This guide walks you through deploying a K3s HA cluster with 3 master (server) nodes on AWS EC2 t3.large instances using embedded etcd. All examples are AWS-native — no external datastore or load balancer is required to bootstrap the cluster.
For the full K3s documentation see https://docs.k3s.io/.
| Role | Count | Instance type | OS |
|---|---|---|---|
| K3s server (master) | 3 | t3.large (2 vCPU / 8 GiB RAM) | Ubuntu 22.04 LTS |
t3.large provides enough CPU and RAM to run the K3s control plane (etcd, API server, scheduler, controller-manager) alongside application workloads. All 3 nodes form an HA control plane backed by embedded etcd. Worker nodes can be added later (see Step 9).

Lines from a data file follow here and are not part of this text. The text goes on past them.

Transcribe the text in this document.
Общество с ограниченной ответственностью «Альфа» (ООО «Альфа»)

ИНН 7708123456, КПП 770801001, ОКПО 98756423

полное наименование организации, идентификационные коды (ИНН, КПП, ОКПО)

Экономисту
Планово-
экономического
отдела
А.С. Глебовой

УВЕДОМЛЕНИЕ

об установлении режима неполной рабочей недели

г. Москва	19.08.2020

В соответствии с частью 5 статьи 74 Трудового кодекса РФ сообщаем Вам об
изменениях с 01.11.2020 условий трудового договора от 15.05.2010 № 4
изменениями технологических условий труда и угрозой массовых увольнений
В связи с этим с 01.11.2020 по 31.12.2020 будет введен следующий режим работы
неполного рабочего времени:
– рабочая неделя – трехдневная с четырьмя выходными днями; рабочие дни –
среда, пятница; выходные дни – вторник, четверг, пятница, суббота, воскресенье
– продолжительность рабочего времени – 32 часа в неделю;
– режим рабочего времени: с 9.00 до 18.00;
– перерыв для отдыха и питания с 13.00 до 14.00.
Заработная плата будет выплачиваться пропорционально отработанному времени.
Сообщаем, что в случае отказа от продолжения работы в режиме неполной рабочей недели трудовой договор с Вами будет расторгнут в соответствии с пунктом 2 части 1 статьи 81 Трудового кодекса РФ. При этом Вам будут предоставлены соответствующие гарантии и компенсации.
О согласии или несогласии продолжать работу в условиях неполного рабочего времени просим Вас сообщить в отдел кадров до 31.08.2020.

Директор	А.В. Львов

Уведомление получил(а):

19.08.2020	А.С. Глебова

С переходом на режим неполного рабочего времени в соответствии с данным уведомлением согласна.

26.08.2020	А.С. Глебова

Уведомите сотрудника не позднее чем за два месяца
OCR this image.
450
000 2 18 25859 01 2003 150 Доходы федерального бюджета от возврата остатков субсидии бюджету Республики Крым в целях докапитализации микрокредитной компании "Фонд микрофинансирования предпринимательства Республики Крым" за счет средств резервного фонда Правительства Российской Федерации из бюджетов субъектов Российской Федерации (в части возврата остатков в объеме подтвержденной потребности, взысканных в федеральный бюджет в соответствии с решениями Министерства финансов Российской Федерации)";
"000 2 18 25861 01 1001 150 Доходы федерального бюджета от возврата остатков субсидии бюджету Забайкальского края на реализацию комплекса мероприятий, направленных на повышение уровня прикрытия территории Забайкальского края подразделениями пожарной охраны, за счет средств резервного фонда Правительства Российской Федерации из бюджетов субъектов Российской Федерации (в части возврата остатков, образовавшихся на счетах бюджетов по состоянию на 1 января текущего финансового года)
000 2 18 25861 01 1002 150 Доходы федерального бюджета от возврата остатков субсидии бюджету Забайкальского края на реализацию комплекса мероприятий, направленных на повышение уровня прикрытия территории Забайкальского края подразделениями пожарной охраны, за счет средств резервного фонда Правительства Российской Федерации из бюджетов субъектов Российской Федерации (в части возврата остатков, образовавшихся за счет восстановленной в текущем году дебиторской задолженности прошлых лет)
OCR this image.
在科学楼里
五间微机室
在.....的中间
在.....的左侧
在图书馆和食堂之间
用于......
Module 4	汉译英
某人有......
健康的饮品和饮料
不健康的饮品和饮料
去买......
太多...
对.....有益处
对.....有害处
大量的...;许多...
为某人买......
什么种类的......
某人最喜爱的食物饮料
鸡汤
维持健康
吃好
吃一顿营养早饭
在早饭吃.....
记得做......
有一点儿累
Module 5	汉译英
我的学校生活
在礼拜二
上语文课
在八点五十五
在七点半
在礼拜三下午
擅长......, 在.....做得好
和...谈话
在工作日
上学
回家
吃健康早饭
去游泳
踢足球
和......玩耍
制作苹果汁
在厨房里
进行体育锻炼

- AWS account with permissions to create EC2 instances, VPCs, and security groups
- AWS CLI v2 installed and configured (
aws configure) - An EC2 SSH key pair created in the target region
kubectlinstalled on your local machine
export AWS_REGION="us-east-1"
export KEY_NAME="my-k3s-key" # existing EC2 key pair name
export VPC_ID=$(aws ec2 describe-vpcs \
--filters "Name=isDefault,Values=true" \
--query "Vpcs[0].VpcId" --output text \
--region $AWS_REGION)
export SUBNET_ID=$(aws ec2 describe-subnets \
--filters "Name=vpc-id,Values=$VPC_ID" \
--query "Subnets[0].SubnetId" --output text \
--region $AWS_REGION)export SG_ID=$(aws ec2 create-security-group \
--group-name k3s-ha-sg \
--description "K3s HA cluster security group" \
--vpc-id $VPC_ID \
--region $AWS_REGION \
--query GroupId --output text)
# SSH
aws ec2 authorize-security-group-ingress --group-id $SG_ID \
--protocol tcp --port 22 --cidr 0.0.0.0/0 --region $AWS_REGION
# Kubernetes API server
aws ec2 authorize-security-group-ingress --group-id $SG_ID \
--protocol tcp --port 6443 --cidr 0.0.0.0/0 --region $AWS_REGION
# etcd (inter-node only — restrict to the SG itself)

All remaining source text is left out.